Bellamy didn’t know how to help him through this. He didn’t know what to say that would take his pain away.
Harper grips Monty’s torso a little tighter as he starts talking again. “Jasper and I have never been separated for this long for all the time we’ve known each other. I keep catching myself wanting to ask him something or make an observation. I’m happy I’m alive, that’s not it. I miss him. I miss Clarke —” Bellamy feels the wind get knocked out of his lungs. “—she died so we could live and this... this is how I honour her sacrifice? I can’t even get the one thing I’m good at, right.”

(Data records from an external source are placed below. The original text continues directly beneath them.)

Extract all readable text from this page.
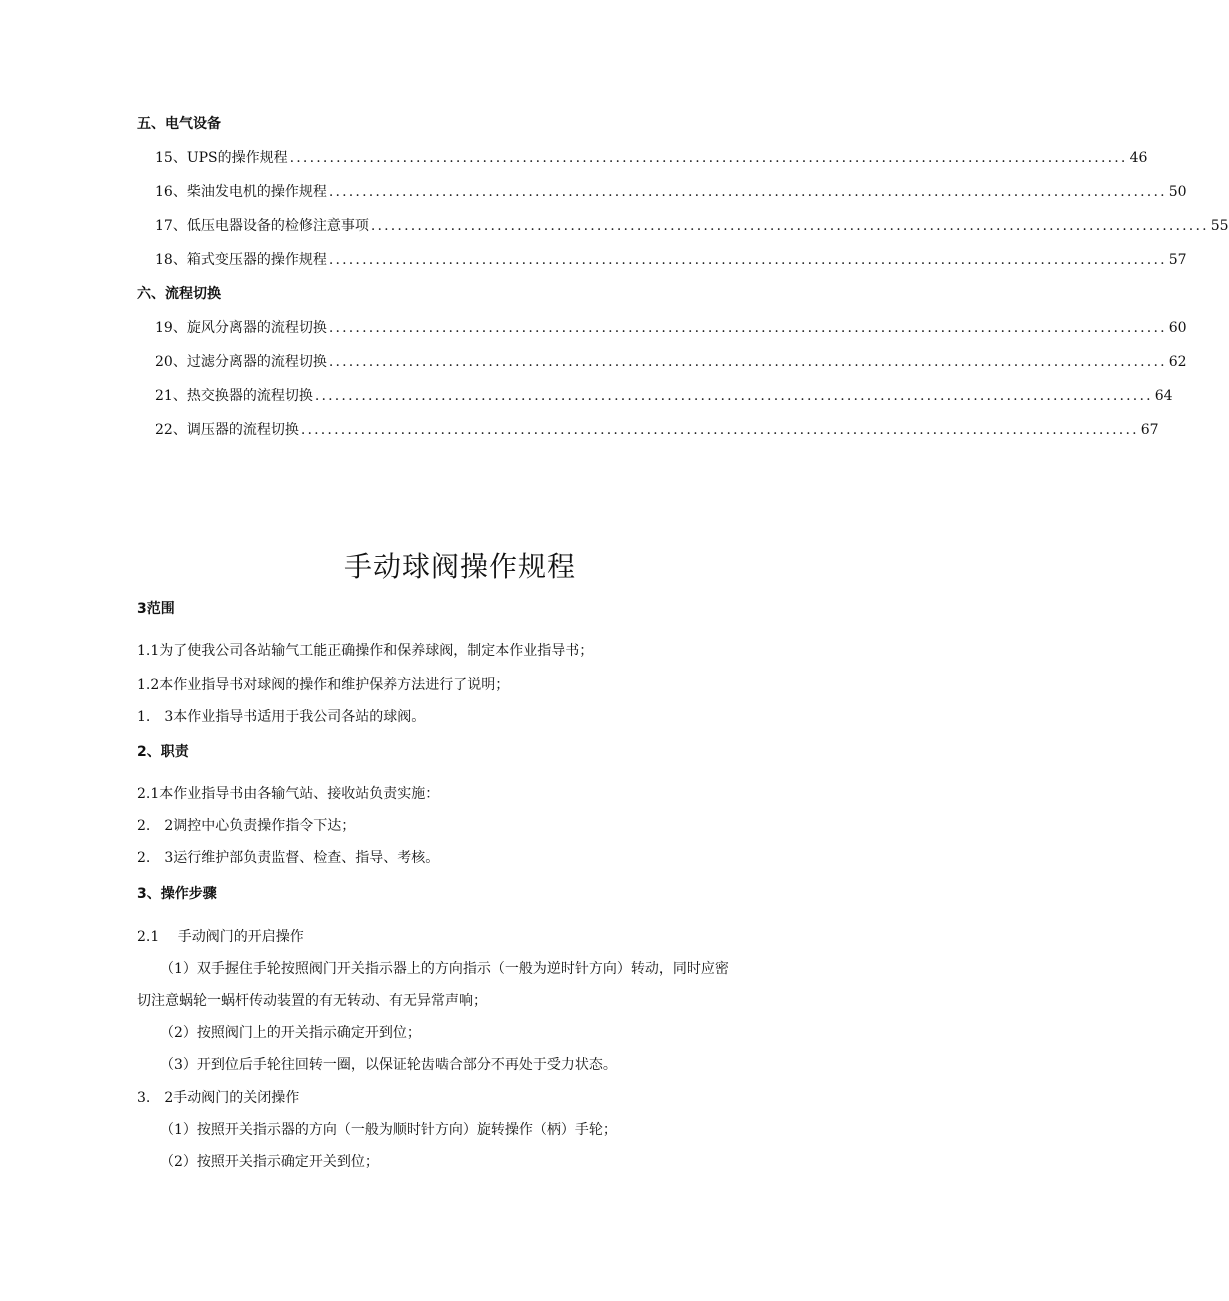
五、电气设备
15、UPS的操作规程 .............................................................................................................................. 46
16、柴油发电机的操作规程 .............................................................................................................................. 50
17、低压电器设备的检修注意事项 .............................................................................................................................. 55
18、箱式变压器的操作规程 .............................................................................................................................. 57
六、流程切换
19、旋风分离器的流程切换 .............................................................................................................................. 60
20、过滤分离器的流程切换 .............................................................................................................................. 62
21、热交换器的流程切换 .............................................................................................................................. 64
22、调压器的流程切换 .............................................................................................................................. 67
手动球阀操作规程
3范围
1.1为了使我公司各站输气工能正确操作和保养球阀，制定本作业指导书；
1.2本作业指导书对球阀的操作和维护保养方法进行了说明；
1.　3本作业指导书适用于我公司各站的球阀。
2、职责
2.1本作业指导书由各输气站、接收站负责实施：
2.　2调控中心负责操作指令下达；
2.　3运行维护部负责监督、检查、指导、考核。
3、操作步骤
2.1　 手动阀门的开启操作
（1）双手握住手轮按照阀门开关指示器上的方向指示（一般为逆时针方向）转动，同时应密
切注意蜗轮一蜗杆传动装置的有无转动、有无异常声响；
（2）按照阀门上的开关指示确定开到位；
（3）开到位后手轮往回转一圈，以保证轮齿啮合部分不再处于受力状态。
3.　2手动阀门的关闭操作
（1）按照开关指示器的方向（一般为顺时针方向）旋转操作（柄）手轮；
（2）按照开关指示确定开关到位；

When Monty finally turned to Bellamy, his eyes were shining with unshed tears.
“You work the problem. That’s how you honour the dead. You take a breath and then another, and you do what you have to. You’re not failing, Monty. Making something edible out of something that is not, it’s not an easy task. You’re doing good. ” Bellamy told him, willing his face to form a smile.
“Take a break — however long you need — to get some perspective, and then get back to work. Like I said, we have rations. We can cut it down to fewer meals if we need to. We’re not hurting for food, Monty. Take your time,” Bellamy said, gripping Monty’s forearm. “You got this. And you didn’t put Murphy in a coma. He knew what he was getting himself into,” he repeated softly, his eyes not leaving, Monty’s tear-filled ones.
Harper placed her head on his shoulder. Monty held Bellamy's gaze for a long moment before he pushed himself off the bench and hugged Bellamy awkwardly across the table.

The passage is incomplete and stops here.